En muchas personas, los terceros molares (muelas del juicio) no son dientes funcionales, lo que significa que no son útiles para masticar. Dependiendo de su posición en la boca, puede ser difícil mantenerlos limpios. Los desechos y las bacterias pueden acumularse alrededor de las muelas del juicio y causar dolor, inflamación y caries. Además, las muelas del juicio con frecuencia se bloquean para que no entren en la boca debido a la falta de espacio, una condición conocida como impactación. Más del 90% de la población tiene o ha tenido al menos un diente impactado. Los diferentes grados de impactación en los que los dientes están total o parcialmente cubiertos por hueso y encías pueden causar múltiples problemas si no se extraen.
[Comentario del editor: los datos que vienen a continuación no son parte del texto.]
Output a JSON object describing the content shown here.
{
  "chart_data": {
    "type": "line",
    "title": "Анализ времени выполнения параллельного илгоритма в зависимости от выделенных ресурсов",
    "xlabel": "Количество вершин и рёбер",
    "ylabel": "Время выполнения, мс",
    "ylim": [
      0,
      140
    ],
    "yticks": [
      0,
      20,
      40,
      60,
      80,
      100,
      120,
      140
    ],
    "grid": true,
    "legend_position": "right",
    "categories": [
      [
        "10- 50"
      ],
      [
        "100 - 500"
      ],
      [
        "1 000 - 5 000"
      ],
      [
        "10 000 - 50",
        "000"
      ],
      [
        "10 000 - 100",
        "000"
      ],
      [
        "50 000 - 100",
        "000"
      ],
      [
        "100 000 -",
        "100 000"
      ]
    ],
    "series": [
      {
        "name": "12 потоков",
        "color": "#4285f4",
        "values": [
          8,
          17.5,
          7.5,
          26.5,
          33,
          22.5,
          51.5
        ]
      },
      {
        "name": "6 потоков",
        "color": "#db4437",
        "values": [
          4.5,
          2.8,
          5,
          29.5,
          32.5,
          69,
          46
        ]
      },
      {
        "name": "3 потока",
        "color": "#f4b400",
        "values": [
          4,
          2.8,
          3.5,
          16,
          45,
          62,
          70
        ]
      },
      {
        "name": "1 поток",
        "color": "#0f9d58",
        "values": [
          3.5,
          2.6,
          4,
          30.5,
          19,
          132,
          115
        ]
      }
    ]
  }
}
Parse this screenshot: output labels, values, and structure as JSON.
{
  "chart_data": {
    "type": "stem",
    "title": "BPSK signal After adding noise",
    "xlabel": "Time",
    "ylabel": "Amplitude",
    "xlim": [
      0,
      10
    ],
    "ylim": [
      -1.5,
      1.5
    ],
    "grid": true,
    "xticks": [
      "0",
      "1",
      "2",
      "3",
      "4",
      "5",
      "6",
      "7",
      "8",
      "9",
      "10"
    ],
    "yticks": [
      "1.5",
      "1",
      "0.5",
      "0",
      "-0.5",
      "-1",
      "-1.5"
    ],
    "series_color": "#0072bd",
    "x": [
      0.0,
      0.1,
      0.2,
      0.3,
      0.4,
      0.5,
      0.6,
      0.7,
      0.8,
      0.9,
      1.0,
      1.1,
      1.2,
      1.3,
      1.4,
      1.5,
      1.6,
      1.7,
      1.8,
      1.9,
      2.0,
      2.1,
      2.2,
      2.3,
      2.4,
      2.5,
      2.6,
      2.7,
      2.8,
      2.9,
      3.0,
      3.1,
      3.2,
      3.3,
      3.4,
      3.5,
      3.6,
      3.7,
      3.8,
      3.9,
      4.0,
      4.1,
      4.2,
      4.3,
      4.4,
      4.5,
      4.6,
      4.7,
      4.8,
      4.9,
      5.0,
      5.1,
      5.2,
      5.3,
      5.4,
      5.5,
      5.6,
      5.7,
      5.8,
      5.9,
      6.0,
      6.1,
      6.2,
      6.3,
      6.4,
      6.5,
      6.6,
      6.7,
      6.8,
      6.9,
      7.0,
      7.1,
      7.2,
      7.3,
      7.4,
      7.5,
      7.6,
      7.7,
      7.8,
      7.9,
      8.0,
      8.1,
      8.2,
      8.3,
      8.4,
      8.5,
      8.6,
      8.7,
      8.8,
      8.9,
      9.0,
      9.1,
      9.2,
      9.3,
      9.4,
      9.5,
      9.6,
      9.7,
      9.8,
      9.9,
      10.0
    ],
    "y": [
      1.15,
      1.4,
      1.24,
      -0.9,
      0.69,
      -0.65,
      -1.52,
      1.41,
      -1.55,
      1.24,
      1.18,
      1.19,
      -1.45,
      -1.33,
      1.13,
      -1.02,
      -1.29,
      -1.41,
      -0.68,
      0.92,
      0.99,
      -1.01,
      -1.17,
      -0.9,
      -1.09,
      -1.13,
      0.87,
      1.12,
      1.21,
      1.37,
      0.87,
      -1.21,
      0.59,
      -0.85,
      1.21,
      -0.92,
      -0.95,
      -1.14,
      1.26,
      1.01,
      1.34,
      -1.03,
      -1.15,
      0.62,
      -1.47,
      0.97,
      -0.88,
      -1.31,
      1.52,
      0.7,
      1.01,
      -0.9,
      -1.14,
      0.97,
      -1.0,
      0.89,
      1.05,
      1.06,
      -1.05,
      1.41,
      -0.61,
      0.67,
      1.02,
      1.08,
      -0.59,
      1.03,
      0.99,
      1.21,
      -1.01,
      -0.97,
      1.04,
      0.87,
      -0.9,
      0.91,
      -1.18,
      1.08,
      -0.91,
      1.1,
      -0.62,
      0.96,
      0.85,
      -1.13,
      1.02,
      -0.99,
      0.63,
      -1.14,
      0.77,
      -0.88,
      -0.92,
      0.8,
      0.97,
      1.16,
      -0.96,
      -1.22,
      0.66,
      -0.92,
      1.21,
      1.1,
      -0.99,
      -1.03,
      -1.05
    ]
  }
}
Los problemas que surgen de los dientes impactados incluyen dolor, infección, pérdida de hueso y encías, daño a los dientes adyacentes y pueden contribuir a problemas generales de salud.

La extracción de las muelas del juicio a una edad temprana puede prevenir daños a largo plazo e irreversibles en las encías y el tejido de soporte alrededor del segundo molar funcional. Entre los 16 y 21 años es un momento ideal para extraer las muelas del juicio porque los cirujanos de BMC pueden predecir si es probable que haya un problema en algún momento, los pacientes se recuperan rápidamente, hay menos riesgo para los nervios cerca de la muela del juicio, y la curación es mejor.

Se debe realizar una consulta breve que incluya un examen oral y radiográfico para evaluar la posición de las muelas del juicio y los posibles problemas. Un cirujano le explicará el procedimiento y la recuperación de la extracción de las muelas del juicio, además de responder cualquier pregunta. La extracción de las muelas del juicio es un procedimiento ambulatorio que se realiza de forma rutinaria en el consultorio bajo sedación intravenosa.